Les résultats apparaissent sous la forme d’une carte perceptuelle (d’où le nom d’ « image » de classification) qui représente les éléments du son sur lesquels nous portons notre attention, ici pour décider s’il s’agit d’un ‘aba’ ou d’un ‘ada’.

« Cette méthode nous permet d’observer les mécanismes très rapides qui se déroulent lors de la compréhension des phonèmes et, ce, sans utiliser d’électroencéphalogramme ou d’imagerie par résonance magnétique fonctionnelle qui sont plus contraignants, simplement en reliant les réponses ‘aba’ / ‘ada’ du participant ou de la participante aux bruits qui lui ont été présentés. » résume le scientifique.

image de classification auditive
Image de Classification Auditive obtenue à l’issue de l’expérience décrite ci-dessus. Les zones en rouge et en bleu correspondent aux régions temps-fréquence des stimuli où le bruit a une influence systématique sur la perception du son par le participant ou la participante. Les autres régions (en vert) sont celles où la présence de bruit n’affecte pas la décision phonétique.

« Naturellement, cette méthode n’est pas tombée du ciel, tient à préciser Léo Varnet. Elle s’inscrivait d’abord dans la ligne de recherche d’un projet ERC conduit par la psycholinguiste Fanny Meunier, et qui portait sur l’intelligibilité de la parole dans le bruit. Mais je me suis également largement inspiré de travaux dans le domaine de la perception visuelle, où des scientifiques avaient développé une approche très similaire. »

Après un important travail de développement, les chercheurs sont parvenus à transférer cette approche au domaine de l’audition et à l’appliquer à leur question, la perception des phonèmes. Puis, Léo Varnet a continué à développer plusieurs aspects de la méthodologie des images de classifications auditives, et l’a employée sur d’autres phonèmes (notamment le contraste /d/-/g/) et sur d’autres groupes d’auditeurs, en particuliers des musiciens.

Cette méthode offre un nouvel outil d’observation précieux pour l’exploration scientifique de la perception des phonèmes : « on peut comparer ça à l’invention d’un nouveau microscope : l’ACI nous permet de rendre visible certaines entités, ici des mécanismes perceptifs, dont on se doutait qu’elles étaient là mais sans pouvoir les examiner, et elle devrait donc grandement faciliter l’étude de ces mécanismes dans le futur. »

Cartographier la perception des phonèmes à l’aide d’algorithmes de machine learning

Mais ce nouveau mode d’exploration a un prix, la durée considérable de l’expérience. À l’heure actuelle, le calcul d’une ACI nécessite que le ou la participante passe un total de 5 heures environ dans la cabine expérimentale pour écouter des sons de parole bruités. Pour Léo Varnet, c’est évidemment un obstacle majeur à la généralisation de l’usage de cette technique. C’est pourquoi le premier enjeu de l’ANR fast-ACI consistera à accélérer le processus, en renforçant la méthode par des algorithmes de machine learning.

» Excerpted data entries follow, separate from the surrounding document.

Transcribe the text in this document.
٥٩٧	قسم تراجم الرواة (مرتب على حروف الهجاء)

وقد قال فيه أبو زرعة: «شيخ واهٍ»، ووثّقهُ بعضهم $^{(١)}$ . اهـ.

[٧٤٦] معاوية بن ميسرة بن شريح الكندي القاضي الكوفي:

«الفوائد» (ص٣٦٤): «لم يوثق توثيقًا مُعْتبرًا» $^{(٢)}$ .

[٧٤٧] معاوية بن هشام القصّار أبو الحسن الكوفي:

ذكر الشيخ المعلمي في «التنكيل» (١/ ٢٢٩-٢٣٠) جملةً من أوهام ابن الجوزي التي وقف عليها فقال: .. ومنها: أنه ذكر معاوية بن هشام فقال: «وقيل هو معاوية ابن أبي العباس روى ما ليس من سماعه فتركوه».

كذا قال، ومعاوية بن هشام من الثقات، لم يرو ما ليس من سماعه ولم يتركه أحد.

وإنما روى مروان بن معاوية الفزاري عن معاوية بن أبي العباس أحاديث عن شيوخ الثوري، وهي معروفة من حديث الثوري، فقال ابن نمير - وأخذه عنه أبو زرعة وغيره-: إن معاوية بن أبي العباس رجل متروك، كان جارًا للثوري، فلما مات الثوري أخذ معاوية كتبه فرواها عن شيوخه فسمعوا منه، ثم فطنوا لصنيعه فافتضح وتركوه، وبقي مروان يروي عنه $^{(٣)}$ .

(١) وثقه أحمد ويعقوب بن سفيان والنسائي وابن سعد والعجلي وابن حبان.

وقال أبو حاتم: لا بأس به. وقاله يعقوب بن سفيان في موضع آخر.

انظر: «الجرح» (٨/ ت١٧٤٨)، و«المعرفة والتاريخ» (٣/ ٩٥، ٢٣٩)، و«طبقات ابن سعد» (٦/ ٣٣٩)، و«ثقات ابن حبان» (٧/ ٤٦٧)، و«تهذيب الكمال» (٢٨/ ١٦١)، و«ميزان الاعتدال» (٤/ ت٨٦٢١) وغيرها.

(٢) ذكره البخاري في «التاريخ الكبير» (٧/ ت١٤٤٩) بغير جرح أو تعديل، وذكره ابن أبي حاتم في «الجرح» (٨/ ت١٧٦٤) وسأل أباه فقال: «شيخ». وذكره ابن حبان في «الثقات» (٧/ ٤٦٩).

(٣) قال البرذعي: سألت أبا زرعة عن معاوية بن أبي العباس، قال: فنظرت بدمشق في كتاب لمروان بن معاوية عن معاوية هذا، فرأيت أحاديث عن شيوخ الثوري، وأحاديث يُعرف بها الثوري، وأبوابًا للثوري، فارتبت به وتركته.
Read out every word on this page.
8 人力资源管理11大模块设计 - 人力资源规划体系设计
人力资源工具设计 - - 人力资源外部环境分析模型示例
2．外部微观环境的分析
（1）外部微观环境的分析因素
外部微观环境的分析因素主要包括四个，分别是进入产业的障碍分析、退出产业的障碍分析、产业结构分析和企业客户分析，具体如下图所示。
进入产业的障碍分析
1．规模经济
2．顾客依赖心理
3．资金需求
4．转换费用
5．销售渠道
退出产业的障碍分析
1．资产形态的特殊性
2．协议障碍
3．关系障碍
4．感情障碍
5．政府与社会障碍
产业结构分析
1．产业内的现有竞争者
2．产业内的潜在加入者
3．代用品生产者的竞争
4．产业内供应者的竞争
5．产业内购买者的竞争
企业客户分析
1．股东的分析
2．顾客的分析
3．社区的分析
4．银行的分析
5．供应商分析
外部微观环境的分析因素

Une fois réalisés les développements méthodologiques évoqués ci-dessus, l’autre principal objectif de cette ANR sera de mettre en œuvre la méthode des ACI sur un maximum de phonèmes. Après le contraste /aba/-/ada/ précédemment étudié, il s’agira d’explorer /apa/-/ata/, /asa/-/aza/, /ubu/-/udu/…, de façon à couvrir la plus grande part de l’inventaire phonologique du français. Cette investigation systématique permettra aux chercheurs d’obtenir une cartographie de la perception des phonèmes par les personnes sans problème d’audition.

Sur la base de ces résultats, l’équipe de Léo Varnet explorera ensuite l’impact des pertes auditives sur les mécanismes de reconnaissance des phonèmes puis les capacités d’ajustement de ces processus en présence de différents bruits de fond.

Ces améliorations de la méthodologie d’Image de Classification Auditive seront primordiales pour la caractérisation et la remédiation des pertes auditives. « Cette technique permettant d’obtenir des résultats individuels très détaillés, il devrait donc être possible de l’utiliser à terme comme système diagnostic pour caractériser finement l’effet des pertes auditives sur la compréhension de la parole » détaille Léo Varnet. « De plus, une mesure objective de la stratégie d’écoute des personnes malentendantes, comme celle fournie par l’ACI, pourrait permettre d’obtenir un paramétrage véritablement individualisé des audioprothèses qui leur sont proposées. »

Etudier l’apprentissage des phonèmes chez les enfants

Et quid de la langue étudiée ? Les recherches se concentrent uniquement sur le français, car comme l’explique Léo Varnet le nombre de phonème varie d’une langue à l’autre (par exemple 37 pour le français, 44 pour l’anglais, 22 pour le japonais). Les contrastes phonétiques peuvent également différer entre les langues, par exemple les phonèmes [θ]-[ð] de l’anglais (respectivement dans ‘thing’ et ‘there’) sont difficiles à différencier pour les francophones car ils ne font pas partie de l’inventaire du français. « On s’attendrait donc naturellement, pour un contraste phonétique prédéfini, à observer des ACI différentes selon que les phonèmes appartiennent ou non à la langue des individus testés. Dans le cadre de cette ANR, nous nous restreindrons à l’étude des phonèmes du français, l’idée étant plutôt d’explorer la cohérence interne d’un système phonologique donné… Et même dans ce cas, il nous sera impossible d’être exhaustif, nous devrons faire des choix quant aux contrastes phonétiques que nous testerons. »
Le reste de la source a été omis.